As most of us enjoy the holidays, the City of Dallas, and their pension fund for police and firefighters’ balances on the precipice of bankruptcy.
This is not Detroit. This is Dallas—the city with the fastest economic growth out of the nation’s top 13 largest cities. Despite this growth, Big D is requesting a $1 billion bailout.
How does this happen and what can be learned?
Some historical perspective is helpful. The first impactful decisions were made in 1993. State lawmakers added individual savings accounts to the Dallas pension paying a fixed 8.5% interest per year, guaranteed, for all workers age 50 and older!
The pension managers, and associated consultants, knew the 8.5% figure was aggressive from the beginning. To make the math work they assumed covered payroll would grow 5% every year—which it did not. Furthermore, they assumed their investments would earn an average of 9% per year!
Under the best circumstances, the pension managers knew traditional stock and bond investments would not provide returns necessary to sustain the fund. It also left no room for error. Given this, they reached for returns as they plowed funds into assets that were illiquid and exotic. They accumulated villas in Hawaii, a resort in California, timberland in Uruguay and farmland in Australia. These projects required additional effort, administration and expense.
After the Dallas Morning News published a report questioning the validity of claimed investment returns, retirees cried for a full audit. It revealed the investments were mispriced and the fund was suffering.
This news caused concerned retirees to pull more than $260 million out of the fund setting off a “run on the bank.” However, 23% of the pension’s assets were tied up in illiquid real estate. Additionally, over the last 10 years the fund produced annualized returns of 2%–well below the required 9%. The retirees mad dash for cash only compounded the smoldering problems.
What can the average investor learn from this nightmare?
First, there is a huge difference between liquid and illiquid assets. Converting shares in Pepsi or Exxon can be done any day. Selling an office building or farm may take months.
Illiquid assets are hard to value, have higher than anticipated holding costs and valuations are very subjective. Consultants will often tell you what you want to hear, especially if you are paying for an opinion. It is only once you attempt to turn these assets into cash that you determine their true value.
When making projections, realize things never move in a straight line. If your plan requires perfection to work, you are asking for trouble. If you are overly aggressive early on, you increase the risk of harming long-term purchasing power.
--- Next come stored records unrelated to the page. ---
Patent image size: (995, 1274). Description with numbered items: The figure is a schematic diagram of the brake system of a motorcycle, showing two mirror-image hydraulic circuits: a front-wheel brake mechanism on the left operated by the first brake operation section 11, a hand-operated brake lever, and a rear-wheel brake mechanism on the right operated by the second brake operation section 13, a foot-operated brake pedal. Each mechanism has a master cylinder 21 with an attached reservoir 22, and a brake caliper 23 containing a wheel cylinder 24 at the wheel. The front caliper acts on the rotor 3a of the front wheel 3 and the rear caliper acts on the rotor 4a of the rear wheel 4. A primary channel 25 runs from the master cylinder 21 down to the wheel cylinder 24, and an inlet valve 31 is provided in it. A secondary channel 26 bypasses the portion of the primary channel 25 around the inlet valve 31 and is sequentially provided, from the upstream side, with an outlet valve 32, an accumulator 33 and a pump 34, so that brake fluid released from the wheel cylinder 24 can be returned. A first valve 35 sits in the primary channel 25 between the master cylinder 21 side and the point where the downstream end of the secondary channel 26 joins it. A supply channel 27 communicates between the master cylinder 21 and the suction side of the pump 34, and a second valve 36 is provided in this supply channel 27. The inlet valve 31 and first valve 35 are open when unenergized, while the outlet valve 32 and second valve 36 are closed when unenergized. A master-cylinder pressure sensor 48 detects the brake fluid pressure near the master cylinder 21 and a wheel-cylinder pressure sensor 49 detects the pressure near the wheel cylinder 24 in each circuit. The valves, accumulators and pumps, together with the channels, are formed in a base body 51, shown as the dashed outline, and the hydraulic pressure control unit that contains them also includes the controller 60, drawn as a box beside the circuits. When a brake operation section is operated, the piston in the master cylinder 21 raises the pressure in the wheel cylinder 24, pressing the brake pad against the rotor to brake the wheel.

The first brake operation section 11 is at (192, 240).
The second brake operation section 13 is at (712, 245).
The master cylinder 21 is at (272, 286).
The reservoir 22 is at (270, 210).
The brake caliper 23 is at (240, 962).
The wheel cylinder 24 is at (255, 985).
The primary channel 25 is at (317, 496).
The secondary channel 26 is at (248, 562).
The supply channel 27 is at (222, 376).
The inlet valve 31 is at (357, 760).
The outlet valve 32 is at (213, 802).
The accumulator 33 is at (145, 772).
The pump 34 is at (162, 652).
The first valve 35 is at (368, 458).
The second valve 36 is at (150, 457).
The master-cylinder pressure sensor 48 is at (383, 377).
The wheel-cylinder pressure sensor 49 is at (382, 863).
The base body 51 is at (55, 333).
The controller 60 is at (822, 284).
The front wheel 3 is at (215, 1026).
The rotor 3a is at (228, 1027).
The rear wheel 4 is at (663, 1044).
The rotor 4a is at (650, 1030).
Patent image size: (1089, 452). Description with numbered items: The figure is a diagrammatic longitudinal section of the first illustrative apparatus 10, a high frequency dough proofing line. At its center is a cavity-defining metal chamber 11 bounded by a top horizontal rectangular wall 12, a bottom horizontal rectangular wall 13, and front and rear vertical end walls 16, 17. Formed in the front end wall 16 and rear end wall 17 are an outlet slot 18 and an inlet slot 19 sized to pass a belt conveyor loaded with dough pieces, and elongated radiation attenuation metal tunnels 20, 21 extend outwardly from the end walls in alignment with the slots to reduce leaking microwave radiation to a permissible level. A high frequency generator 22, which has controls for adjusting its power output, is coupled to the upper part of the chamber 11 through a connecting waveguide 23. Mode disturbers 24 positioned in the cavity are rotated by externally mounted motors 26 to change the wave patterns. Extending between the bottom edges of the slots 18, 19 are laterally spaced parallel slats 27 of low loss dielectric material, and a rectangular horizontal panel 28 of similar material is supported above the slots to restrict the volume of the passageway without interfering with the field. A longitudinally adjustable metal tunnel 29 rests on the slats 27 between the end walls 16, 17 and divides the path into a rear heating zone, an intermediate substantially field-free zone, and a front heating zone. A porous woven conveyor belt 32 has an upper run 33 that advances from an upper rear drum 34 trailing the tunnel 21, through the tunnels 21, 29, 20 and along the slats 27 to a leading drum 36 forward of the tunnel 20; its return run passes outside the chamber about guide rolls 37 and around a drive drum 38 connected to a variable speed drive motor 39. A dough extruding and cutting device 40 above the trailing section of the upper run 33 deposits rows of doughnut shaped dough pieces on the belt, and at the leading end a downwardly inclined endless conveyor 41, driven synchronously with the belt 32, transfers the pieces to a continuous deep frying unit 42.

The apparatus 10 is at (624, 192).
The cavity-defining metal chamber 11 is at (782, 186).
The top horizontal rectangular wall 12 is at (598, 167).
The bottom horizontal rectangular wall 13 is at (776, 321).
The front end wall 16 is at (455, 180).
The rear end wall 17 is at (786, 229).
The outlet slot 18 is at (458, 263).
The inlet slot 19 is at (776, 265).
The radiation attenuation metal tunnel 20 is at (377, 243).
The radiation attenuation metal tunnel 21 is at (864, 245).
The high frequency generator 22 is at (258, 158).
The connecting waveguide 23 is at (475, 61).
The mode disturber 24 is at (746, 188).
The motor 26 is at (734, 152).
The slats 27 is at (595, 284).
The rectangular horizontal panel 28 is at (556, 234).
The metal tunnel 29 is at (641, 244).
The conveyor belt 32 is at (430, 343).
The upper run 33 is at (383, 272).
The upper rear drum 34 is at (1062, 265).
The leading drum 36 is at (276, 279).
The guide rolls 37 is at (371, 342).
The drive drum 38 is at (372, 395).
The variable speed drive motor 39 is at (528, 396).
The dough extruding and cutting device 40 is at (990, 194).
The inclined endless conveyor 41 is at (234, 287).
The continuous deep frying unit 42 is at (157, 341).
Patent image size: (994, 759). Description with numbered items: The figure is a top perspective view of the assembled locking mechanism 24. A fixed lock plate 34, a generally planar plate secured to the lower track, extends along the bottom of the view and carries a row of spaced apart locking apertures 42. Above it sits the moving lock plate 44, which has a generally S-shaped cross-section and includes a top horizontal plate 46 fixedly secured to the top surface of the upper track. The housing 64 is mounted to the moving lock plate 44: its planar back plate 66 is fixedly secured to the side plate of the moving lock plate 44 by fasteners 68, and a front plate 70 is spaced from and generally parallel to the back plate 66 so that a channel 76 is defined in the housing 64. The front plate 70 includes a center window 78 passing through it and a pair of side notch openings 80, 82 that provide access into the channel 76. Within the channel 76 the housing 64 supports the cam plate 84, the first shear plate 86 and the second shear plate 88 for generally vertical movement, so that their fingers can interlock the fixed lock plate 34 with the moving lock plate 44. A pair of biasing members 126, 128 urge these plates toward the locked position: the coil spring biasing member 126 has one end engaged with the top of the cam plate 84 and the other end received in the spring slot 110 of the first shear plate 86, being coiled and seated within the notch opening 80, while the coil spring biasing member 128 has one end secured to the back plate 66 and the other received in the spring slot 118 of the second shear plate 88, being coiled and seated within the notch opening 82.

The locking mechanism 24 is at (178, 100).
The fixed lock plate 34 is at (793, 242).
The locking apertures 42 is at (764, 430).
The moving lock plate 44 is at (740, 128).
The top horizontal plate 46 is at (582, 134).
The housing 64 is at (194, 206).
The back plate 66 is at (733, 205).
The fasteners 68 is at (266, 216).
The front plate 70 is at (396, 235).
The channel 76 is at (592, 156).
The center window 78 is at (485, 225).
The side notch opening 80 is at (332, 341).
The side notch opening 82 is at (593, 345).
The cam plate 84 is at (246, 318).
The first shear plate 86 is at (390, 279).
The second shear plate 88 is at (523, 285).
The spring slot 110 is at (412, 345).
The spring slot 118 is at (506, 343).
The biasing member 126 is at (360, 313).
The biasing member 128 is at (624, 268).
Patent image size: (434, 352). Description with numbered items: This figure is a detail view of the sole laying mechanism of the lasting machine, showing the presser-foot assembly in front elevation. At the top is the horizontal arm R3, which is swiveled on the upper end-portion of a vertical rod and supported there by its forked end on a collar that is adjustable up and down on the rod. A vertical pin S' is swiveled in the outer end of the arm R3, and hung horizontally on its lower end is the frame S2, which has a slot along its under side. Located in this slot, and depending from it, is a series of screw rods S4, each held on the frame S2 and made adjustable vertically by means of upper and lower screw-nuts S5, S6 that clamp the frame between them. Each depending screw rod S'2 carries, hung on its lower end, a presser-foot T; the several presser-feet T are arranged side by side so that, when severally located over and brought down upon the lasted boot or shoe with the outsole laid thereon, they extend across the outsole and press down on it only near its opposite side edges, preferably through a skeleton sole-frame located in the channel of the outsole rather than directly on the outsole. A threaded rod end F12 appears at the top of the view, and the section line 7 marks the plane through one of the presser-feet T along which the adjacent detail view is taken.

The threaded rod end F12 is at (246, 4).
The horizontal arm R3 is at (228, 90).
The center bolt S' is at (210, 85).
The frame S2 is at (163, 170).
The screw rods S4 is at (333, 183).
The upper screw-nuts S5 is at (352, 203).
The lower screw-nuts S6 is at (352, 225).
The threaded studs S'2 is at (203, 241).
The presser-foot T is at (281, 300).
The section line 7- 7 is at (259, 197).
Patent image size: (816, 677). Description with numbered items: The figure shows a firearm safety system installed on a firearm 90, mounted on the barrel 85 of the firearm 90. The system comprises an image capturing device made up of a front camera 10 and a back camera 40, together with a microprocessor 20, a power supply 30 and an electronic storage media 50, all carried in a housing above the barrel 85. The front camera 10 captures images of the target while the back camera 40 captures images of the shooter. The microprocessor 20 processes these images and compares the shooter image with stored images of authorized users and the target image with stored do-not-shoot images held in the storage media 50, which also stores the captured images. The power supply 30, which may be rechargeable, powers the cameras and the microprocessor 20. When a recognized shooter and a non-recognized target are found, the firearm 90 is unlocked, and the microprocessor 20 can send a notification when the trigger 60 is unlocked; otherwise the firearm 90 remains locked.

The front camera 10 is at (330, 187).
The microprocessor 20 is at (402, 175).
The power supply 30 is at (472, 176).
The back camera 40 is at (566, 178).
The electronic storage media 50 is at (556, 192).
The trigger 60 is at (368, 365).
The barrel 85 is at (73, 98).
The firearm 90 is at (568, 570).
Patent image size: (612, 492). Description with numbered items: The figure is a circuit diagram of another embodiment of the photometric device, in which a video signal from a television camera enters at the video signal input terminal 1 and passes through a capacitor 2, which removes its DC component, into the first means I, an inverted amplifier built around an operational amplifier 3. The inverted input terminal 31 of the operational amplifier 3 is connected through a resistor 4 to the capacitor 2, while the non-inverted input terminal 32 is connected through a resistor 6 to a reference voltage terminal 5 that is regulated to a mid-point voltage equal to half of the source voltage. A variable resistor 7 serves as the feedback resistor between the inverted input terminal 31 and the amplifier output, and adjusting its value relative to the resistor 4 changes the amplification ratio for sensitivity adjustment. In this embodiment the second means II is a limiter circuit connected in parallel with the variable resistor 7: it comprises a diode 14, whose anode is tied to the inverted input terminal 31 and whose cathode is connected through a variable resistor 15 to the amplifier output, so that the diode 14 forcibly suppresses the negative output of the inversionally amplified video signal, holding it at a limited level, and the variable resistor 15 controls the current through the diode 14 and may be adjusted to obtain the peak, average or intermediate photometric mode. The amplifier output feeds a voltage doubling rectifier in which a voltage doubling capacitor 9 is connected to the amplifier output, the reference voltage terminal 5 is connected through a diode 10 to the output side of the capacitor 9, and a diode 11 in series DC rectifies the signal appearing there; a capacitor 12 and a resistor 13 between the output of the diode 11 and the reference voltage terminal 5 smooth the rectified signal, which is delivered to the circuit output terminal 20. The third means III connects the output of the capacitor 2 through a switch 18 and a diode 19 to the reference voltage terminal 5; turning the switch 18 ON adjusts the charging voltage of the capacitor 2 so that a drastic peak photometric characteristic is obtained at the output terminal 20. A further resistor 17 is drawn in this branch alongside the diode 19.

The Dallas pension required average annual returns of at least 9% per year. However, the financial markets deliver very lumpy performance. Since 1929, there have been 10 occasions when the stock market sold off by at least 20%. That is once every eight years. Since 2010 the market has sold off 10% or more on five occasions. In more extreme cases the stock market has sold off by 49% on two separate occasions, just since 2000.
If forced to liquidate when markets are down, you will never earn the averages and it makes it much harder for a portfolio to rebound. Recognizing how volatile the financial markets are, it is foolish to expect returns of 9% per year in a straight line.
Don’t paint yourself into a corner. Bad things happen when you least expect them to occur. Income projections will run below expectations and expenses will run above expectations. Leave yourself plenty of wiggle room.
Given current market valuations and interest rates, we counsel our clients not to expect annual returns above 6% over the next ten years, but recognize they could be less. Although some view this as pessimistic, we think pragmatism helps to prevent people from outliving their funds.
Recognizing returns may be lower, we counsel clients to limit distributions to 3% of assets. This gives a portfolio a decent chance of increasing payouts over decades while offsetting the impact of taxes and inflation.
Much of wise financial management comes from common sense and discipline. Just because some expert tells you they can walk on water does not mean it is reality. As such, plan for the worst and make sure you can survive that. If anything else happens, you will be pleasantly surprised by the increased flexibility.